Motivation and Background
Thermoacoustic instabilities limit the development of gas turbines aimed to lower emission of pollutant and a higher operational flexibility. Thereby, a self-amplifying feedback between the acoustic waves, generated by the unsteady heat release rate of the flame and the acoustic waves reflected at other parts of the gas turbine, yields very high pressure and heat release oscillations. If the machine is not turned down, these oscillations can cause significant damage.
The occurrence of those instabilities in a gas turbine depends on the interaction of all parts of the engine. However, due to limited computational power, it is by no means possible to simulate a whole gas turbine within a large eddy simulation (LES). A method to overcome this problem is the so-called network approach. Thereby, the gas turbine is divided into several parts, e.g., the compressor, the combustion chamber, and the turbine. For each of these elements, a low-order model relating the input and output signals of the respective element is derived. Subsequently, all low-order models are interconnected to obtain a network model, which allows to predict the thermoacoustic stability of the gas turbine.

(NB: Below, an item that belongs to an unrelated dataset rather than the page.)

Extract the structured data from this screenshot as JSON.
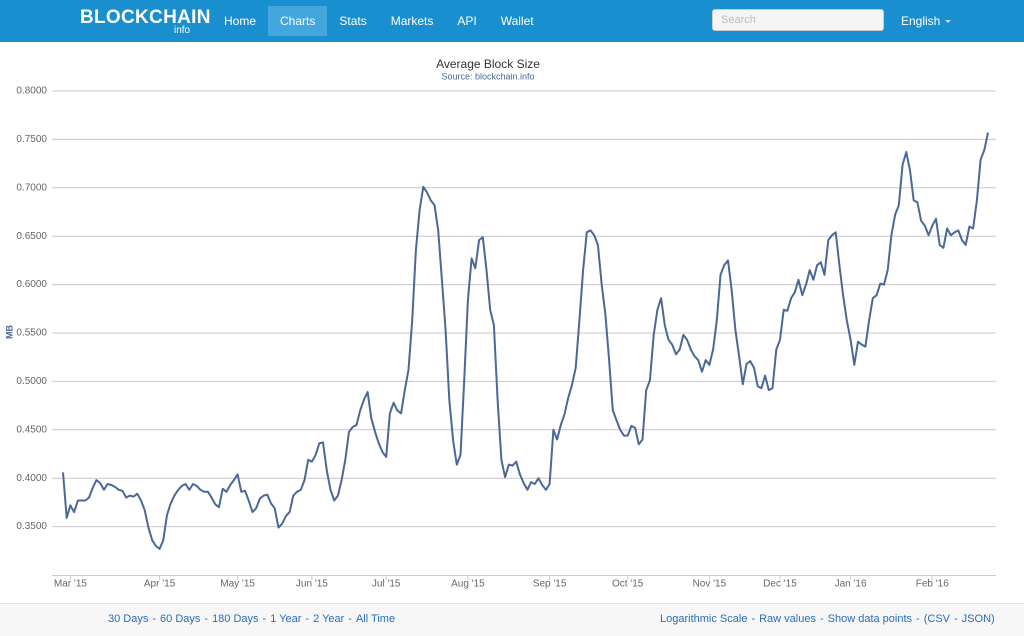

State of the art network models are linear and can, in general, predict unstable operating ranges. However, for the unstable regime, the linear analysis predicts an unbounded growth of the unstable eigenmodes of the system. In real configurations it is observed that the oscillation amplitudes increase until the assumption of linearity fails and nonlinear saturation effects come into play. Subsequently, the system reaches a limit cycle, if not turned down. In order to describe the occurring limit cycle, the nonlinear effects have to be modeled. The predominant nonlinear mechanisms in gas turbine combustion chambers are related to the flame dynamics. Therefore, objective of the present project is to find low-order models for the nonlinear dynamics of the flame.

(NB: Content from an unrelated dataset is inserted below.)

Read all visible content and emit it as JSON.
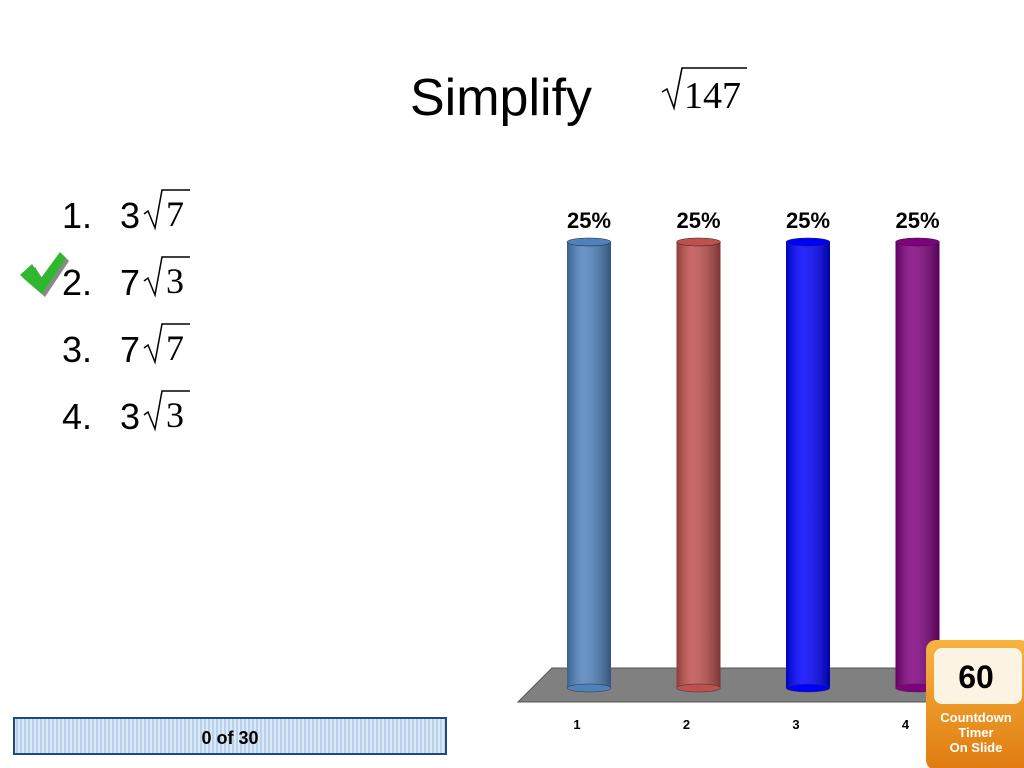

The flame dynamics is considered as relation between a velocity fluctuation u’ upstream the flame and the resulting fluctuation of the global heat release rate q’, as shown in Fig. 1. It depends on many factors, e.g., geometry, mean flow velocity, and equivalence ratio. In order to account for all these effects, the low-order models are deduced from a LES of the flame. Therefore, the flame is first excited by means of a broadband high-amplitude signal and the resulting fluctuation of the heat release rate is measured. Afterwards, the time series obtained are post-processed by means of nonlinear system identification in order to obtain nonlinear models for the flame dynamics. Here, different black-box model structures like Volterra Series, Hammerstein-Wiener models, and artificial neural networks are investigated. Additionally, we invest how the knowledge of the flame dynamics can be utilized to obtain gray-box models.
The models identified should be able to describe the nonlinear flame dynamics over a large range of frequencies and amplitudes. In Fig. 2, the describing function of a nonlinear neural network and of the underlying CFD are compared and show good agreement. Please note, in order to obtain the describing function directly from the CFD, several simulations with harmonic forcing at different frequencies and amplitudes are necessary. With the system identification approach, it is possible to obtain the same information from data generated by a single CFD simulation. This reduces the computational cost significantly.
The financial support by the Research Association for Combustion Engines (Forschungsvereinigung Verbrennung e.V - FVV, project number: 6011150) is gratefully acknowledged.